Nomadi digitali: un’opportunità turistica per l’Italia.

Nell’immaginario collettivo il nomade digitale è una persona molto giovane, un po’ nerd che si trasferisce in qualche isola caraibica a lavorare sulla spiaggia sotto l’ombrellone? Ma davvero è così? La pandemia avrà modificato il nomade digitale?

A queste e a molte altre domande risponde il Secondo Report sul Nomadismo Digitale in italia, realizzato dall’Associazione Italiana Nomadi Digitali con il supporto di AirBnB.
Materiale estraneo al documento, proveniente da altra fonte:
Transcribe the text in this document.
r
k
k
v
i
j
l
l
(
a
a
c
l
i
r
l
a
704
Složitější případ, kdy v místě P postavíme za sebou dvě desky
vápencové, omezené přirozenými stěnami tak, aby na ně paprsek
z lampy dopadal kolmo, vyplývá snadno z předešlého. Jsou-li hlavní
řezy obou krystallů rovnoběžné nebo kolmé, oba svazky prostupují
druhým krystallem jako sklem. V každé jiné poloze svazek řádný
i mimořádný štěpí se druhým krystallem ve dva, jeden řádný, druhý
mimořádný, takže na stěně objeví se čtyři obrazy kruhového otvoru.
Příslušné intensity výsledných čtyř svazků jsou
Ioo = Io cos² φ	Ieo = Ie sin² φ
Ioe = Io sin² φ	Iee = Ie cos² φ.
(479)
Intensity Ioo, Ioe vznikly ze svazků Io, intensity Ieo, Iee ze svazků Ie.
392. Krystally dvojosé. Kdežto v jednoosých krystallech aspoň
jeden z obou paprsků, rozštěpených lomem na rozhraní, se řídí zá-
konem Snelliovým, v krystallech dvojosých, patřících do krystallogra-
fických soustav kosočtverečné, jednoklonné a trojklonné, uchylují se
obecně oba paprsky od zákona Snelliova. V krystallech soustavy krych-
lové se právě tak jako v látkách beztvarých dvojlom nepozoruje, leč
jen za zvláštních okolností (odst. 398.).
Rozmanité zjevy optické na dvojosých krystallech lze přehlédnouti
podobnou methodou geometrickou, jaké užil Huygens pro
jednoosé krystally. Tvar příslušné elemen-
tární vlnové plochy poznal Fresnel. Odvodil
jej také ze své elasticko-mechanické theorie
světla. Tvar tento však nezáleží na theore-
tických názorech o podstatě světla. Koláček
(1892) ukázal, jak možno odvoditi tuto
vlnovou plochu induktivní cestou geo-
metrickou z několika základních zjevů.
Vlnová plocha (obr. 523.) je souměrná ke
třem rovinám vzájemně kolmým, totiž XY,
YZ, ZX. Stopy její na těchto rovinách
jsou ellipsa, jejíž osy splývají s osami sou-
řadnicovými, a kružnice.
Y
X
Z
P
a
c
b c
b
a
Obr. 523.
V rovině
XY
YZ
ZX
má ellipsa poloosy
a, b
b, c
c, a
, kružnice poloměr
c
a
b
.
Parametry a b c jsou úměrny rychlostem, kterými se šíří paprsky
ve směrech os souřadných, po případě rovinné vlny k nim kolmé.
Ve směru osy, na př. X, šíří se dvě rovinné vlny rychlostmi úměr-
Tra l’enorme mole di dati raccolti possiamo notare che il 46% dei remote worker ha già fatto esperienze di nomadismo digitale, mentre ben un 54% dichiara di volerlo fare nel prossimo futuro. Le sorprese, però, non mancano: ben il 52% di chi ha sperimentato il nomadismo digitali è un dipendente o un collaboratore d’azienda e presenta un alto livello di istruzione precisamente: laurea 42% e 31% master o dottorato.

I principali settori coinvolti da questo fenomeno sono: marketing, comunicazione, insegnamento e information technology dove è presente un alto valore aggiunto ed un alto grado di automazione.

L’Italia è in grado di attrarre i remote worker? Le risposte ricevute sono molto interessanti: il 43% degli intervistati sceglierebbe il Sud Italia e le Isole come destinazione privilegiata, il 14% una destinazione del Centro Italia e solo il 10% il Nord Italia. Questo dato fa ben sperare per il nostro Paese, ma è sicuramente necessario investire di più e in modo più mirato sull’estensione della banda larga servizio essenziale per questo target.

I dati sopra esposti, vengono confermati anche dalla sorta di “beta test” realizzato da AIrBinB nel piccolo centro di Sambuca in Sicilia. La nota piattaforma di “affitti brevi” e “scambi casa”, ha messo a disposizione sul proprio canale di vendita una casa nel piccolo borgo siciliano al costo di 1 euro che ha raggiunto in pochissimo tempo più di 100 mila richieste e dove l’investimento più importante, dopo la ristrutturazione dello stabile, è stata la banda larga!

Questo “intreccio” di dati, a cui aggiungiamo che ben il 93% degli intervistati ha risposto di essere interessato a vivere la propria esperienza da nomade digitale con periodi di tempo variabili in piccole realtà, descrivono una tendenza futura precisa: l’Italia dei piccoli borghi e dei territori marginali (aree interne) hanno una grande opportunità di crescita e di blocco dello spopolamento proprio grazie a questo target che vede in questi luoghi: una migliore qualità della vita rispetto ai grandi centri urbani.

A questo proposito ben il 42% del campione è interessato a soggiornare in Italia per periodi che variano da 1 a 3 mesi, il 25% da 3 a 6 mesi, mentre il 20% sarebbe disposto a fermarsi anche per più tempo.

I remote worker non vivono di solo lavoro, anzi essi diventano un ottimo volano, grazie ai loro variegati interessi, per eventi culturali ed enogastronomici (circa il 55% degli intevistati) e amano le attività a contatto con la natura (51%), dove l’autenticità dell’esperienza e le caratteristiche del territorio sono le principali attrattive ricercate da ben il 40% del campione a cui si aggiungono attività di socializzazione con la comunità “ospitante, incontri con altri nomadi digitali (37%) ed attività legate al benessere personale (36%). Un ottima notizia per le strategie di marketing e promozione territoriale!

Ma chi sono questi nomadi digitali? Sorpresa: sono in prevalenza di esperti di marketing e comunicazione over 35, che si spostano con il partner!